Pannick, Scott, Fulcher, Tom, Jones, Jim, Clark, Michael, ABA Banking Journal


Taken together, the nation's largest banks occupy over 350 million square feet of office space and spend over $3.5 billion annually on rent and operating expenses.

Pressures to improve profitability have forced banks to scrutinize every expense. To provide the industry with better information on at least one major expense-domestic operating real estate-Julien J. Studley, Inc., in cooperation with ABA's Chief Financial Officers Division, developed a survey covering financial performance; efficiency and location; and the real-estate decisionmaking process.

Methods and highlights. A survey questionnaire was distributed to the country's top 100 bank holding companies. In addition, the senior real estate executive of each responding bank was interviewed. The written portion of the survey focused on the cost and efficiency of each bank's operating real estate (the real estate it operates in, as distinguished from real estate acquired through foreclosure).

Sixty banking companies participated. The results revealed that:

(1) Operating real estate costs the average responding bank $72 million annually.

(2) The average bank controls nearly double the amount of office space per employee as other industries.

(3) Interior construction costs for bank space tend to be higher than for other industries.

(4) Many banks do not perform audits of their leases and operating expense statements.

(5) Many banks do not take advantage of the leverage they command in the marketplace.

(6) Assumptions used in decisions to lease or to own space are changing.

(7) Increasingly, real estate executives are gaining needed access to adequate financial data.

(8) Sixty-five percent of real estate executives report directly to upper management.

Cost controls. On average, operating real estate constitutes a bank's second-largest noninterest expense. Moreover, it is a controllable cost. The average large bank holding company spends $72 million, or $1.54 per share, annually to house its employees; each bank, on average, controls 3.5 million square feet of space.
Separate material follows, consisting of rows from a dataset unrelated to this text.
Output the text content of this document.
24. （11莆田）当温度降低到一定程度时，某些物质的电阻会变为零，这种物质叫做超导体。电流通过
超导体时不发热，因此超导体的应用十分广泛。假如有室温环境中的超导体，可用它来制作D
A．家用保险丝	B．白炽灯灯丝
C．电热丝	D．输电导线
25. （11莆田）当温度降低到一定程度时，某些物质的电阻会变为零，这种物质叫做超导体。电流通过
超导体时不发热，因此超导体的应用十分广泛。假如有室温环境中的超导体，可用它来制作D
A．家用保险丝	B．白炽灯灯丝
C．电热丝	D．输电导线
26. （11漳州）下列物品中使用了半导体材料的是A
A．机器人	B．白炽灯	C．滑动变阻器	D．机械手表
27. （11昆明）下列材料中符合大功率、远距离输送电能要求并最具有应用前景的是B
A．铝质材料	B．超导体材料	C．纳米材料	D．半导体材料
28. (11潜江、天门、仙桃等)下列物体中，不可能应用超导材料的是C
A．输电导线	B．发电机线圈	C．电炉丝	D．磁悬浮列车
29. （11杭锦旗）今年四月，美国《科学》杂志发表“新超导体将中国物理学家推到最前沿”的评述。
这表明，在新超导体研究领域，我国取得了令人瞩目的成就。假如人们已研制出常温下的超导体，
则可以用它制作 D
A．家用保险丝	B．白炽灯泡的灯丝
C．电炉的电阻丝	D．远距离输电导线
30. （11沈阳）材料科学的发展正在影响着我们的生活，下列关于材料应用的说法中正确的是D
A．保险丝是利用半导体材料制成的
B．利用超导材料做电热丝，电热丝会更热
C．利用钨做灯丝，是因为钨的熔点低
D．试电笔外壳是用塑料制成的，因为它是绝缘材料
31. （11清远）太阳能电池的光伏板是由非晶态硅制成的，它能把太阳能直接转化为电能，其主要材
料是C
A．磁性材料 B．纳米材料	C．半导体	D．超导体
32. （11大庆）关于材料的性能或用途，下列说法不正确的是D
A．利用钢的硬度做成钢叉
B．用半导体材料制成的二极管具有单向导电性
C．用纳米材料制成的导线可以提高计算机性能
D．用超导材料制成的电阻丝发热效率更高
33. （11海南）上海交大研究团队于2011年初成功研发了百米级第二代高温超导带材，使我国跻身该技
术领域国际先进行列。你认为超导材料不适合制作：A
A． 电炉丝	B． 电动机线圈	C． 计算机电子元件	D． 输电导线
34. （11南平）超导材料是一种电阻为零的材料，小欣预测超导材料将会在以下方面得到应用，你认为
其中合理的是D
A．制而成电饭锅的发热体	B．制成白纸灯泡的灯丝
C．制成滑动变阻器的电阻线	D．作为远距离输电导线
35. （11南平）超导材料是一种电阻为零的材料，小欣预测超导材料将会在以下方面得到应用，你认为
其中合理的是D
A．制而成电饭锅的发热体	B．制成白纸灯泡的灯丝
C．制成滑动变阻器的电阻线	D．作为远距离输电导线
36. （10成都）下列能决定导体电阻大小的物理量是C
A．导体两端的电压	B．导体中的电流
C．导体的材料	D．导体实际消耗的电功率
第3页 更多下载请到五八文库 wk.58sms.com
Owned real estate and capitalized leases account for $200 million of assets for the average bank.

Historically, real estate has not been included in a bank's strategic planning effort. Decisions have often been reactive and costs not managed closely. The survey revealed that real estate is increasingly becoming included in a financial institution's long-term planning effort. Top management is now identifying, in advance, markets where the bank expects to grow, shrink, or consolidate multiple user groups. Managers are considering which groups need to be in more expensive downtown space and which groups could be in less expensive suburban space.

Likewise, real estate departments are undergoing many changes. Approximately half the banks surveyed have replaced their top real estate executive in the last four years. Overall, these executives realize the significant cost of operating real estate and are managing these costs better. In 65% of the banks responding, the top real estate executive now reports directly to the president's office.

Too much space. On average, banks control 450 square feet of office space per employee. This is nearly twice as much as for other industries.

There are a number of reasons for this difference. First, banks have traditionally given employees larger space allocations as an alternative form of compensation. Second, recent mergers and layoffs have left banks with excess space. Clearly, one of the primary benefits of a merger is the reduction in overhead costs from the elimination of duplicate personnel and space. However, this space is often scattered in small blocks throughout the bank's inventory. This makes the space difficult to sublease or use.

Likewise, as banks have grown, they often have acquired space in small increments; the average bank surveyed controls space in 14 buildings.